0 Replies Latest reply on Jun 22, 2007 1:18 PM by Laurence Middleton

    Verity HTML doc index: extract meta keywords?

    Laurence Middleton
      I have Verity collections for directories of HTML documents. I would like to be able to get the keyword META tag content as a field in the results of a CFSEARCH, the same way that Verity automatically supplies a TITLE field using the TITLE tag in each HTML document.

      It seems like the custom fields (custom1 ... custom4) would be ideal for this, but I find no documentation nor examples for doing this in CFINDEX type="path" -- only for indexes on databases (i.e. type="custom").

      Can Verity do what I describe?

      I've tried obvious-looking (but wrong!) approaches such as:
      CFINDEX type="path" custom1="<MATCH>Keywords" ...

      ...and many variations quoting things with single-quotes and back-ticks (`), pound signs, etc. Either a CF error is thrown when I try it, or the custom1 field in search results contains the literal text "<MATCH>Keywords" (or whatever) rather than evaluating it.

      NOTE: I'm NOT trying to dynamically search within the META tag content - that turns out to be easy.
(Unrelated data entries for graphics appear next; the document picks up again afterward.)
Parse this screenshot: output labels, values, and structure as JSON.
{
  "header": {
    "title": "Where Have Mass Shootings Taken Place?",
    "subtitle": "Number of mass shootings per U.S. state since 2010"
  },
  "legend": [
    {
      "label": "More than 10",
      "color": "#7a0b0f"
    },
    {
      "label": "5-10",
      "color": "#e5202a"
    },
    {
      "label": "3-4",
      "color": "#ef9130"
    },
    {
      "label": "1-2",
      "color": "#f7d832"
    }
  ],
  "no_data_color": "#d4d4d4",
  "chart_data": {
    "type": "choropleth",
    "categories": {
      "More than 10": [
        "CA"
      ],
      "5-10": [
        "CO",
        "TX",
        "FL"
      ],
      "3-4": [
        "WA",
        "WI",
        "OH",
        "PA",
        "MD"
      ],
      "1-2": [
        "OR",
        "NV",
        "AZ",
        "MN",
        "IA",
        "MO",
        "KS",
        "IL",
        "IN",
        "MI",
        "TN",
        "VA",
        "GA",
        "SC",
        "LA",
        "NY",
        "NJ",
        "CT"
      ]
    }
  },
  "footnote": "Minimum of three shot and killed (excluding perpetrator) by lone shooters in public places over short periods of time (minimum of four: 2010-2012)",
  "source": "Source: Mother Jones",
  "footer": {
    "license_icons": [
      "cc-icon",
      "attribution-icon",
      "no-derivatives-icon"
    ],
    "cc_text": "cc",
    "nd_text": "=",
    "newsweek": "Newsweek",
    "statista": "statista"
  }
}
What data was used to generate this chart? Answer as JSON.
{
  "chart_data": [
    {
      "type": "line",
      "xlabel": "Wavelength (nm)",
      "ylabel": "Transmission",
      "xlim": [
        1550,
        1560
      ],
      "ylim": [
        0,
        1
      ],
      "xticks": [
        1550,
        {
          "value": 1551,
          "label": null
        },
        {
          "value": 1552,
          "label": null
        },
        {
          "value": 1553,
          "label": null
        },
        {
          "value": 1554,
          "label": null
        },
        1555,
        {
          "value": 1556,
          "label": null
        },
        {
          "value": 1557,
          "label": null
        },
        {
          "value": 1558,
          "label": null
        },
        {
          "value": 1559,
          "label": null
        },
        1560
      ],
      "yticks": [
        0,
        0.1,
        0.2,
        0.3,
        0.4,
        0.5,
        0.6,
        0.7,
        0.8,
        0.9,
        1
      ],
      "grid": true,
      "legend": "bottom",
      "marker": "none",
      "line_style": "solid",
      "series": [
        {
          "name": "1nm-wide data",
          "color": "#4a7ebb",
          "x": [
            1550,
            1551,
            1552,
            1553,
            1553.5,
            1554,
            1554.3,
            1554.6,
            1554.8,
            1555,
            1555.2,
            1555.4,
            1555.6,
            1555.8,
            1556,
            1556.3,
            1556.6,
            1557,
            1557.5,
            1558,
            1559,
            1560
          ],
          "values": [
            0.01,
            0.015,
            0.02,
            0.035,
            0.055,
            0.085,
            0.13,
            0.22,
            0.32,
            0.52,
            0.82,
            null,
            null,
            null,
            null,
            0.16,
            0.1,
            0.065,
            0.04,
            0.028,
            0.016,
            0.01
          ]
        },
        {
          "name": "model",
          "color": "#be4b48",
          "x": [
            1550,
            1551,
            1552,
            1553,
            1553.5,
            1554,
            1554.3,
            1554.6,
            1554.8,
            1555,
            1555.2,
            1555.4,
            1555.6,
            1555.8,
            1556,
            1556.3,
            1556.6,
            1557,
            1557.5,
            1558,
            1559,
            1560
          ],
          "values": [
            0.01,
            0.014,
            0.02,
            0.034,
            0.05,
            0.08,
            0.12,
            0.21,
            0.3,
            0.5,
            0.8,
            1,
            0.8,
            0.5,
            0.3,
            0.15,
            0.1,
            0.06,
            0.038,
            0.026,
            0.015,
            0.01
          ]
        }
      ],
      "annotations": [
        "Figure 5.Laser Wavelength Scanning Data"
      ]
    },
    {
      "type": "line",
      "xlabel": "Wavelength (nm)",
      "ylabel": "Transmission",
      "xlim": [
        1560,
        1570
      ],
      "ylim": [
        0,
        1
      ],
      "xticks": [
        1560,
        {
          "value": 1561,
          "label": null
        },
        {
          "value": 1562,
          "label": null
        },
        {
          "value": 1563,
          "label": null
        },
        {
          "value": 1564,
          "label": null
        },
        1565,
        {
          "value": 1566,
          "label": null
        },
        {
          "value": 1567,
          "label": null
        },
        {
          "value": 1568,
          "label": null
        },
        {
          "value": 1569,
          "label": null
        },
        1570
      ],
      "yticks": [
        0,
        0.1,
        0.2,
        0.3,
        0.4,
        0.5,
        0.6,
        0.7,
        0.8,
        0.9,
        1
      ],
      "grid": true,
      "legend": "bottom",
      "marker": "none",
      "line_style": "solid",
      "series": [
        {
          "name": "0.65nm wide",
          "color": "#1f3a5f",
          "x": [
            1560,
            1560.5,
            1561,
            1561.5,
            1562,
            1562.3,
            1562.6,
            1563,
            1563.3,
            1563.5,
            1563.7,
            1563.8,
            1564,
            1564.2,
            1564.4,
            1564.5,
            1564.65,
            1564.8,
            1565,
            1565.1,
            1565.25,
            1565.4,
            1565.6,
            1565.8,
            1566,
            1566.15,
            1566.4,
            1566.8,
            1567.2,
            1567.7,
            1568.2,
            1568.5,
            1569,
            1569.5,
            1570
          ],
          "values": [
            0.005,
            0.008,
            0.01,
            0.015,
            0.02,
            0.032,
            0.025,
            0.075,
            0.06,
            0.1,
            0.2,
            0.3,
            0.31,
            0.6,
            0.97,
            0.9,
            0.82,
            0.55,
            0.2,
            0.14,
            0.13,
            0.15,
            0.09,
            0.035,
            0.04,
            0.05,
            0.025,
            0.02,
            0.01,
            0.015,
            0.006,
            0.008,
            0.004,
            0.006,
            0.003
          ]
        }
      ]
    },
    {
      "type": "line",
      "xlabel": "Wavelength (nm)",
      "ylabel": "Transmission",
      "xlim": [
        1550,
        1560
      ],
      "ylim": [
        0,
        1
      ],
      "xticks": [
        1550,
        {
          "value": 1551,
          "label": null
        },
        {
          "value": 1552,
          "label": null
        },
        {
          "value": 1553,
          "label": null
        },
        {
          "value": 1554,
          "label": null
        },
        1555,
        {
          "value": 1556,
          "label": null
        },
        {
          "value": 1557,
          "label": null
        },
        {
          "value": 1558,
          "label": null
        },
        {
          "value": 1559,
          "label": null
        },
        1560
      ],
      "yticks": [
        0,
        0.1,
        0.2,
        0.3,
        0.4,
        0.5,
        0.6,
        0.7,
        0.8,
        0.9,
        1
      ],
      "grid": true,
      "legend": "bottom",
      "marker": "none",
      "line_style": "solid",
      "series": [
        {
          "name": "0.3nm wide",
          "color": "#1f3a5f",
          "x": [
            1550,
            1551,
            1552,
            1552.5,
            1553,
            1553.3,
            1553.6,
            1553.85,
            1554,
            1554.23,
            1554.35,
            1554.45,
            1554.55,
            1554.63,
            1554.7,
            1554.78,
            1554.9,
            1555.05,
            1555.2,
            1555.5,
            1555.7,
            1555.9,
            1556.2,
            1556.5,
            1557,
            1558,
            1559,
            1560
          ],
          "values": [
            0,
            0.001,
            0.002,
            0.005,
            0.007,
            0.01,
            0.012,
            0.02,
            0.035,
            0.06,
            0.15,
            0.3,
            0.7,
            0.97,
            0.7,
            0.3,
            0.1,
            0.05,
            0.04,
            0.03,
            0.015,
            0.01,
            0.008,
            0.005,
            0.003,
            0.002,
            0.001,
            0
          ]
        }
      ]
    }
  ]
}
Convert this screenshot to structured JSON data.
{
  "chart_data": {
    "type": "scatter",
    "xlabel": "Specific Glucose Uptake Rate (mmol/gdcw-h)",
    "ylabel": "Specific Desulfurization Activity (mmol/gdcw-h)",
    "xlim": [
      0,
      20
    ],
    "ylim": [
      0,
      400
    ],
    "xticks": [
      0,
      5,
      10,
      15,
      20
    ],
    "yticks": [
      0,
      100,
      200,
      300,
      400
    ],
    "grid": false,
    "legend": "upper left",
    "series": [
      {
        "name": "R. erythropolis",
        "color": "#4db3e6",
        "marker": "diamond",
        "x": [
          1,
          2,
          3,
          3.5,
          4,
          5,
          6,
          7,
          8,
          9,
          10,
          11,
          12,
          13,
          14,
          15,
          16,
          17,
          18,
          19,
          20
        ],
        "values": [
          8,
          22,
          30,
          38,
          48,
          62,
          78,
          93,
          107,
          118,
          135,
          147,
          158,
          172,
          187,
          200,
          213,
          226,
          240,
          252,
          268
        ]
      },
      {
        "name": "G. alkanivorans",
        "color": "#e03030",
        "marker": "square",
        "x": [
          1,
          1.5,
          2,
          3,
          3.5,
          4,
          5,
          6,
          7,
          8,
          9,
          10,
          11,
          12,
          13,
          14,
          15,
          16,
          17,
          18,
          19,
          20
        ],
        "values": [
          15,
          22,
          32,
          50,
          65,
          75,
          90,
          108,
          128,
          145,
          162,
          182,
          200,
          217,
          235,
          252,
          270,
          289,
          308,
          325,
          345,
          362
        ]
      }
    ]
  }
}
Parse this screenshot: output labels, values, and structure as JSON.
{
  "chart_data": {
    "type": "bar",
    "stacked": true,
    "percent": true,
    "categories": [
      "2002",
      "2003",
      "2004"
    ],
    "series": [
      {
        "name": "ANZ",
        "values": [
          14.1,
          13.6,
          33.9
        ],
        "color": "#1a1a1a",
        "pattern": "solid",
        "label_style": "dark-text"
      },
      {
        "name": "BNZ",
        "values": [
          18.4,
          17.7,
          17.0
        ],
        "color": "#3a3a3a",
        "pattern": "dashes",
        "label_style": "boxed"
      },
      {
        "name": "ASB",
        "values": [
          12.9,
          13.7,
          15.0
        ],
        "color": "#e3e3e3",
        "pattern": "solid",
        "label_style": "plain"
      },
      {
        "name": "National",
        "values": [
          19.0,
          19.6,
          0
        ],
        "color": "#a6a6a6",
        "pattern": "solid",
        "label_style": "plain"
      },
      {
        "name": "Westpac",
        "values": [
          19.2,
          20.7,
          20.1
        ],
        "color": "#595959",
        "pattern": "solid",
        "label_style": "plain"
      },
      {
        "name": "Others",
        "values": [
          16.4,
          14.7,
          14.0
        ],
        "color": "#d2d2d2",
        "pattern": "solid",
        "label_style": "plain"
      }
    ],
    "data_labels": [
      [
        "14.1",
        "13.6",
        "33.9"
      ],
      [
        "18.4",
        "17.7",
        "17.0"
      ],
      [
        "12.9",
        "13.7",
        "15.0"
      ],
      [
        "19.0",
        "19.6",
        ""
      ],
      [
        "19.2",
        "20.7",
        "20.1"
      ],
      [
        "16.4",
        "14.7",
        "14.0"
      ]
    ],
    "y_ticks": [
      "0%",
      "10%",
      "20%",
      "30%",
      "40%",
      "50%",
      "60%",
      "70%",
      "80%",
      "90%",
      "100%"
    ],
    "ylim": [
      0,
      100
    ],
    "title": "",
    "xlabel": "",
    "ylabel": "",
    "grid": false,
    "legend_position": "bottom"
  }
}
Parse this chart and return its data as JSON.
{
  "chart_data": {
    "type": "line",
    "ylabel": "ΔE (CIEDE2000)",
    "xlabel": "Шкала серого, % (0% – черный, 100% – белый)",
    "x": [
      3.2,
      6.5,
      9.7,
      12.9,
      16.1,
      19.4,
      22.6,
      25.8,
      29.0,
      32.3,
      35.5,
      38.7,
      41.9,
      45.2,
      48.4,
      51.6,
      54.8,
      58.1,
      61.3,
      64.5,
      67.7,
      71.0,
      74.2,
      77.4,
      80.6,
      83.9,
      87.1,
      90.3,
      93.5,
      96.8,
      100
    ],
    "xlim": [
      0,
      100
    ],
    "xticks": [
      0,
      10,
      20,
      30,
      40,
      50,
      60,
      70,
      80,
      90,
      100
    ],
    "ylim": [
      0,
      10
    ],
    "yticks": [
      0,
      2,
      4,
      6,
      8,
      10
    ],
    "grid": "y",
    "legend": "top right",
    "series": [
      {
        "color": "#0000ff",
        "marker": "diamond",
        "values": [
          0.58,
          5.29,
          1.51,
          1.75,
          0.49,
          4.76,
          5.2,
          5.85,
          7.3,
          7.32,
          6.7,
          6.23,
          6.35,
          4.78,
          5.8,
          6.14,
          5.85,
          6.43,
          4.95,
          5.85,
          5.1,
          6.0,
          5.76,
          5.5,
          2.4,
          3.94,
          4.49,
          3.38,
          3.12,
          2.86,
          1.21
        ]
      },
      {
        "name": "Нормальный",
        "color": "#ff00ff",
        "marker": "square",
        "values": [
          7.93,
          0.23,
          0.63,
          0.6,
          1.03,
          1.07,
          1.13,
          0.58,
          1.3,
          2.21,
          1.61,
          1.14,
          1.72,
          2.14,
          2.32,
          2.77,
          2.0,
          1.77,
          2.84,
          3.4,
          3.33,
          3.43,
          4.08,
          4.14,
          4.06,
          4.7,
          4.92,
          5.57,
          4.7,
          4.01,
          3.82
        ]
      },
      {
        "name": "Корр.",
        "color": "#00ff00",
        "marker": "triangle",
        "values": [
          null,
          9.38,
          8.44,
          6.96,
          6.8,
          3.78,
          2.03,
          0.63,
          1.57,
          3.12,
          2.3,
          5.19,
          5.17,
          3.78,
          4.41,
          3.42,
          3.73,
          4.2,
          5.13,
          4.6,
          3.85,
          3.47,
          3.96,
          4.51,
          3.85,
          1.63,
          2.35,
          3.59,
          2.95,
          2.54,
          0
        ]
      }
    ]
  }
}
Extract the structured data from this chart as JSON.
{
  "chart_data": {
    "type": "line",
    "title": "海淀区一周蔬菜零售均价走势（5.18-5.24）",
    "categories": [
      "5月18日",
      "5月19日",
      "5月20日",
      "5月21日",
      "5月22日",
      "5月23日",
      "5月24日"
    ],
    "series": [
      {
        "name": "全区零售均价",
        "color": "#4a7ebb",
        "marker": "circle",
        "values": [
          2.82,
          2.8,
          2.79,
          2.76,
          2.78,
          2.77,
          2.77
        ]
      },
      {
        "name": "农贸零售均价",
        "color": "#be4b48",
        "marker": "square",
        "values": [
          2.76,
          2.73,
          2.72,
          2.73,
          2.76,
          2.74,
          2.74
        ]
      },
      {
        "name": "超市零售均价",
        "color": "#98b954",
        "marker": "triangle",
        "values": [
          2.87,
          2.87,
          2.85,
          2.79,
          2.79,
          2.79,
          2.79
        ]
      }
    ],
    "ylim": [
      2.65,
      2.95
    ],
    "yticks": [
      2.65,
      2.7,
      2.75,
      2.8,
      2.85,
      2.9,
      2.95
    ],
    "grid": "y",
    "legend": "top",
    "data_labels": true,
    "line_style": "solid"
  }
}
You just CFSEARCH with criteria something like criteria="Keywords <CONTAINS> #mySearchText#". No, what I'd like is to show the entire keyword META tag content as a field in the search results.

      BTW, it seems like both CONTEXT and SUMMARY are taken only from the body of the HTML. I haven't yet been able to get any META tag text into search result fields. (The special case of TITLE is the only non-BODY content that shows up.)

      I'm considering workarounds such as spidering the appropriate collection directories, or maybe using CFDIRECTORY / CFFILE each time a document is added, changed or removed to extract text into a searchable database.